(…continuation)
They ran then, and as they ran, the earth shook and rumbled beneath their feet and bewildered voices of fellow villagers could be heard. Khai just kept yelling ‘Run to the mountain!’ at everyone they passed.
Walls were collapsing around them and roofs were being peeled off by the force of the gale.
Khai remembered Tajir yanking her to one side as an uprooted tree suddenly fell across their path, missing her and Ju by mere inches. Then they heard screams from the village they had left behind and the great swoosh of water, but still they kept running. Running and praying. They were almost there.
“Khai, up here,” Tajir yelled over his shoulder, leading the way up the hike-trail.
Khai’s legs were trembling under the weight, tired from the endless run and cut and bruised from the foliage and rough pebbles underfoot. They were halfway up the mountain when Khai sank to the still heaving ground, exhausted. “Tajir, stop,” she managed between the ragged breaths which forced their way out of her chest. She closed her eyes and held her child close to her racing heart. When she opened her eyes again, she saw the sea rush over the beloved wooden structures that they had called home.
Tajir sank down next to her. “Sayang, I don’t get this. You came running in, I thought you had lost it and I don’t know why I just grabbed our kids and followed you.”
Ju was crying and there were tears in Himo’s eyes. “Bu, Rex…”
Khai reached out for her son and kissed his forehead wordlessly. “I don’t know, Tajir. I don’t know.”
He saw the fear in her eyes then and he put a hand over her shoulder as they watched the carnage of the flooding waters. He could feel the silent shudders that wrecked her small body even as she put on a show of courage for their two young ones. He closed his eyes and said a silent prayer for the people they had left behind.
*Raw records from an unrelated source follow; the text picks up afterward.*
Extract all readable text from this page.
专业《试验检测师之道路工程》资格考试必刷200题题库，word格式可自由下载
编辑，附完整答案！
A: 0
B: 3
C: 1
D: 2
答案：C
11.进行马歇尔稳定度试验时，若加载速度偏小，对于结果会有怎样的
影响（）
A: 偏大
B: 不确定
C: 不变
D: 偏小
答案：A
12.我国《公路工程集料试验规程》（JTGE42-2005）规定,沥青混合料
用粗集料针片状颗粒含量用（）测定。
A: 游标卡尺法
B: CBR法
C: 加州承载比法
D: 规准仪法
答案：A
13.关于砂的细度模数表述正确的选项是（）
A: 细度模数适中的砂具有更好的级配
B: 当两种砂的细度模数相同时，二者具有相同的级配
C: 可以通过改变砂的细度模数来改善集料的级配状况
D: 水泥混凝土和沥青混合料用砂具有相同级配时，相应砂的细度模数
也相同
When her silent sobs had subsided, he kissed her cheek. “We have to keep going, Khai. Can you manage?” Even with the overtones of fatigue Khai could hear the concern in his voice.
She nodded and stood up.
They made their way to the mountain top on all fours, slipping and sliding, and with minimal vision in the dark. Two days later they were rescued by air lifts.
The youngest child had been clutching an almost empty bottle of water when the rescue team found them. The four of them were very emotional and the elder child kept insisting that their mother had known, but that was just not possible for no national warning had been issued of the impending disaster. The mother and father were semi comatose from exhaustion and dehydration; they had given most of the water to the children apparently.
When I set up the IV line for rehydration, the elder child asked me if I had seen Rex and I shook my head, wondering how I would tell him that both of his parents might not make it through the night.
“Lie still, little one. Moving will make the line come out, and you have to set an example for your sister, no?” I said in a light tone, knowing that the ragged looking girl was watching from the bed next to his.
Then the rescue workers brought more injured people and I had to move away.
I learned that the child’s name had been Himaran, and that his sister and he had been relocated to a survivors’ camp. There, they had described the mad dash for the mountain. From the bits of information they had overheard from their late parents’ last conversations and stories of their last night in the wooden hut that they had told another rescue worker friend of mine, I pieced this together. It left me wondering if Khai had had a premonition that fateful December night and just how many more stories like this are out there.
The characters and events in this story, like most of the things I write, are real, but the ‘I’ in the story isn’t me. There are some fictitious parts to it – I had to create continuity – but I pretty much based the story on a friend’s retelling (the friend is the aide worker who set up the IV line).
I also changed the names of the people involved.
This story occurred during the massive tsunamis in the Asian region 6+ years ago and is dedicated to everyone who has suffered the devastating effects of a natural disaster before.
May Khai, Tajir and Rex rest in peace and I hope that Himo and Ju have found solace in each other and rediscovered how to fit into society.